Guitar Hero: Metallica won't be the first time Activision has dedicated a retail release of its musical juggernaut to one band, though from what we saw of the game at an event in San Francisco earlier this week, it's looking like a much more attractive package than Guitar Hero: Aerosmith.
Part of this is due to the fact that Guitar Hero: Metallica will feature the basic framework of Guitar Hero World Tour, providing players with the full band experience, rather than limiting it just to guitars. Indeed, Guitar Hero: Metallica promises virtually every feature found in World Tour, including the character creator, the music generator, and support for DLC. That DLC support, though, seems to have been thrown in for the sole purpose of letting you play the previously released downloadable version of Death Magnetic in Guitar Hero: Metallica, as the game won't be supporting any non-Metallica DLC. Metallica.
As many cues as the game takes from World Tour, it definitely makes some changes to create an experience that is more, uh, Metallic. The career mode will open with you playing two songs as Metallica, though after that quick glimpse of the band, you'll be put in the shoes of a new band that dreams of opening for Metallica. It's here that Guitar Hero: Metallica brings to bear my least favorite characteristic of the latter-day Guitar Hero games, the cartoon cutscenes. Does Guitar Hero really benefit from some slapsticky pantomime story that pits your new jeans-and-black-t-shirts band against a disgruntled hair-metal rocker? Does Metallica?
Still, there should be plenty for Metallica fans to like here, beyond all the music. There will also be a wealth of Metallica-related extras on the disc, including live footage of the band in concert, behind-the-scenes footage of the band's motion-capture sessions, old show flyers, handwritten lyric notes, and more. Probably the most material change that Guitar Hero: Metallica will make to the World Tour formula is support for a second kick pedal, letting you get into some double-bass-drum action.
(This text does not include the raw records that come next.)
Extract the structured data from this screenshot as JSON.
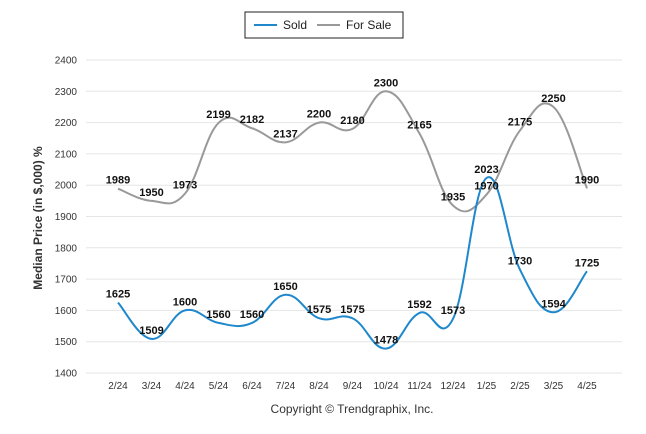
{
  "chart_data": {
    "type": "line",
    "categories": [
      "2/24",
      "3/24",
      "4/24",
      "5/24",
      "6/24",
      "7/24",
      "8/24",
      "9/24",
      "10/24",
      "11/24",
      "12/24",
      "1/25",
      "2/25",
      "3/25",
      "4/25"
    ],
    "series": [
      {
        "name": "Sold",
        "color": "#1f88cc",
        "values": [
          1625,
          1509,
          1600,
          1560,
          1560,
          1650,
          1575,
          1575,
          1478,
          1592,
          1573,
          2023,
          1730,
          1594,
          1725
        ]
      },
      {
        "name": "For Sale",
        "color": "#999999",
        "values": [
          1989,
          1950,
          1973,
          2199,
          2182,
          2137,
          2200,
          2180,
          2300,
          2165,
          1935,
          1970,
          2175,
          2250,
          1990
        ]
      }
    ],
    "ylabel": "Median Price (in $,000) %",
    "xlabel": "",
    "ylim": [
      1400,
      2400
    ],
    "yticks": [
      1400,
      1500,
      1600,
      1700,
      1800,
      1900,
      2000,
      2100,
      2200,
      2300,
      2400
    ],
    "grid": true,
    "legend": "top-center",
    "footer": "Copyright © Trendgraphix, Inc."
  }
}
This is a feature that, while I appreciate its presence on an academic level, is totally beyond me, simply because it requires a level of skill I do not possess. In fact, Guitar Hero: Metallica features a difficulty level beyond Expert (simply called Expert+) which is the only place that you'll be able to use the double kicks.
While there will be music from other acts in the game, Metallica is unquestionably the star of the show, and our enjoyment of the experience is sure to hinge at least partly on your affinity for the band. Even as someone whose interest in Metallica starts and stops at the Black Album, it's hard for me to ignore the technical complexity that is inherent to much of the band's music, which definitely came through in the gameplay. This seemed particularly true of the guitar parts, though that's not terribly surprising for a game called Guitar Hero.
Addition by Brad, lapsed Metallica fan: I feel like a bit of a hypocrite in talking about this game, because like Ryan, I didn't much care for GH: Aerosmith. That's largely because, you know, I don't much care for Aerosmith, either. But I did spend most of junior high and high school expunging my angst to the crunchy tune of Metallica's first five albums, so I got really excited the moment I picked up a guitar controller and starting scrolling through GH: Metallica's track list. It seems to lean toward those five albums, which is fine by me, since the band kind of lost me during the lull after the Black Album. There's a ton of Metallica's early big hits in here, including "Fade to Black," "Battery," "For Whom the Bell Tolls," and "Master of Puppets." I could have done with "And Justice For All," but as it stands, this is a really solid track list for current and past Metallica fans.
I guess your interest in these band-specific music games really does depend on your affection for the band itself. Who woulda thunk it? Oh yeah, and I think the polygonal versions of the band members (visible in these screens) are actually pretty good, and less cartoonish than the Aerosmith dudes. Though, as someone who hasn't actively paid attention to Metallica in a few years, I can't help thinking Rob Trujillo looks a little out of place, with his braids and metalhead sports gear. I saw literally no sign of Jason Newsted or Cliff Burton in the game whatsoever, which is certainly understandable in the 3D band action. I hope they're at least represented in some of the bonus material somewhere, though I'm not holding my breath on that one.